California connection

That the Green Dam software at the center of the scandal is possibly stolen by two obscure Chinese software companies from a small California software company to begin with, makes it all the more ironic. The founder of that company, Solid Oak Software of Santa Barbara, told MarketWatch on Wednesday that the company has asked all the PC makers to hold off on installing Green Dam until it can advance its allegations against the Chinese companies, but has not heard back from anyone. See latest on Green Dam issue.

China, of course, portrays the requirement as simply an effort to reduce pornography, just like its orders to Google. Sure, and this month's 20th anniversary of the Tiananmen Square massacre on June 4 was just another summer day in Beijing, with plain-clothes police shoving and swearing at news reporters and photographers.
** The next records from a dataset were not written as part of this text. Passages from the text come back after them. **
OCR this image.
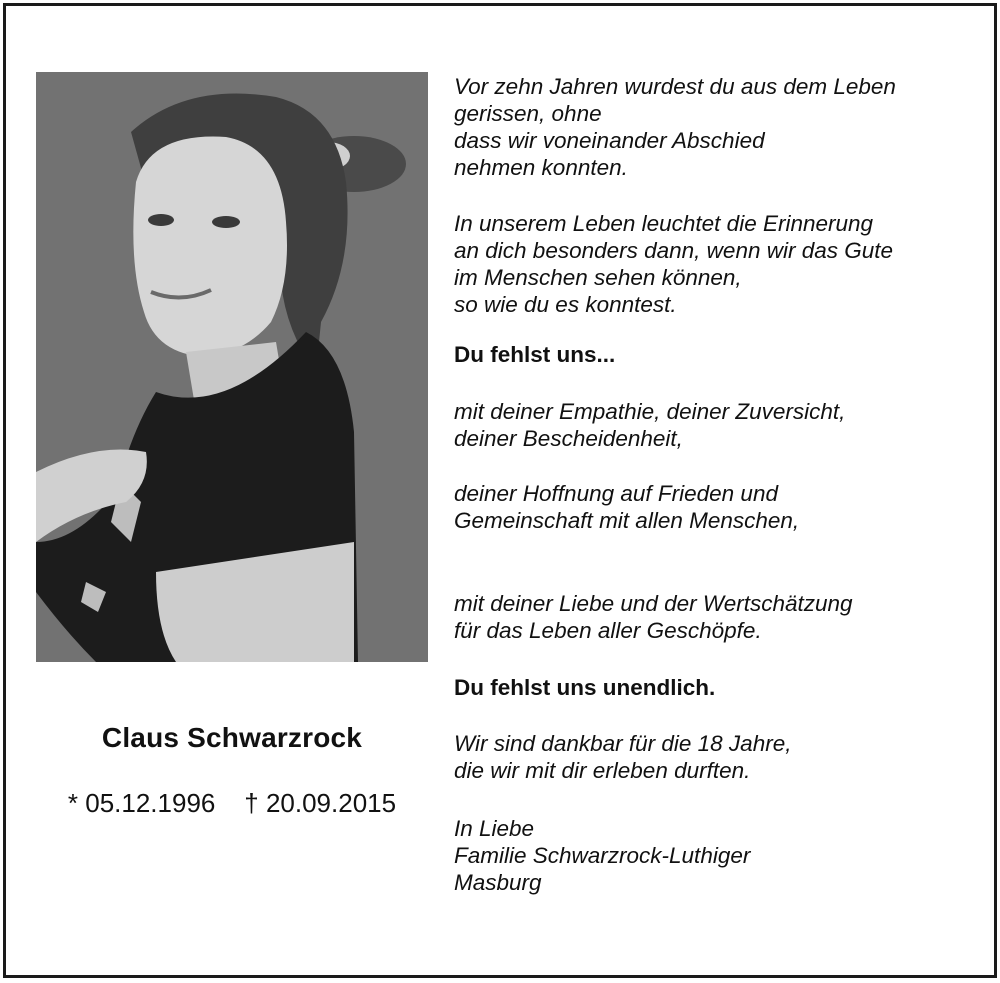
Claus Schwarzrock
* 05.12.1996    † 20.09.2015
Vor zehn Jahren wurdest du aus dem Leben
gerissen, ohne
dass wir voneinander Abschied
nehmen konnten.
In unserem Leben leuchtet die Erinnerung
an dich besonders dann, wenn wir das Gute
im Menschen sehen können,
so wie du es konntest.
Du fehlst uns...
mit deiner Empathie, deiner Zuversicht,
deiner Bescheidenheit,
deiner Hoffnung auf Frieden und
Gemeinschaft mit allen Menschen,
mit deiner Liebe und der Wertschätzung
für das Leben aller Geschöpfe.
Du fehlst uns unendlich.
Wir sind dankbar für die 18 Jahre,
die wir mit dir erleben durften.
In Liebe
Familie Schwarzrock-Luthiger
Masburg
The fact is the software, in addition to carrying significant security concerns, allows China to block anything it wants on the computers it is installed on, from political sites and discussions of taboo subjects like Taiwan and the Falun Gong to the latest gossip on John & Kate Plus 8.

So instead of coming out against Green Dam, the tech companies have done what they usually do, scramble behind the scenes to avoid exposure and hope that somebody in Washington will stand up for them.

Government intervention

They found that on Wednesday when officials from the Obama administration stepped in. U.S. Trade Representative Ron Kirk and U.S. Commerce Secretary Gary Locke, in a letter to the Chinese government, asked it to rescind the order, arguing it put foreign tech companies in an "untenable position" and could threaten trade relations.

They also threw out the idea that the plan could violate some of China's obligations under the World Trade Organization, eliciting at least one statement of approval from the high-tech trade group industry. We can expect the rhetoric to grow more dramatic as the deadline approaches.

It's possible China will back down before the deadline in some face-saving gesture, or even extend the deadline to give the tech companies more time. And it's possible the U.S. will initiate threats of its own if the order goes through, escalating the matter into an even bigger affair.

What's not looking possible at this point is that any of the tech companies involved, including Lenovo, which includes IBM's old hardware business and splits its operations between Beijing, Singapore and North Carolina, are prepared to stick their necks out and ask for a stop to this bullying.

For it's apparently against their business principles to disparage any potential partner or business opportunity. No matter how bleak those opportunities probably are in reality, no matter how much it might help them in the eyes of the rest of the world looking for leadership in the area of Internet freedom, and no matter what other principles might be overrun in the process.

David Callaway is editor-in-chief of MarketWatch.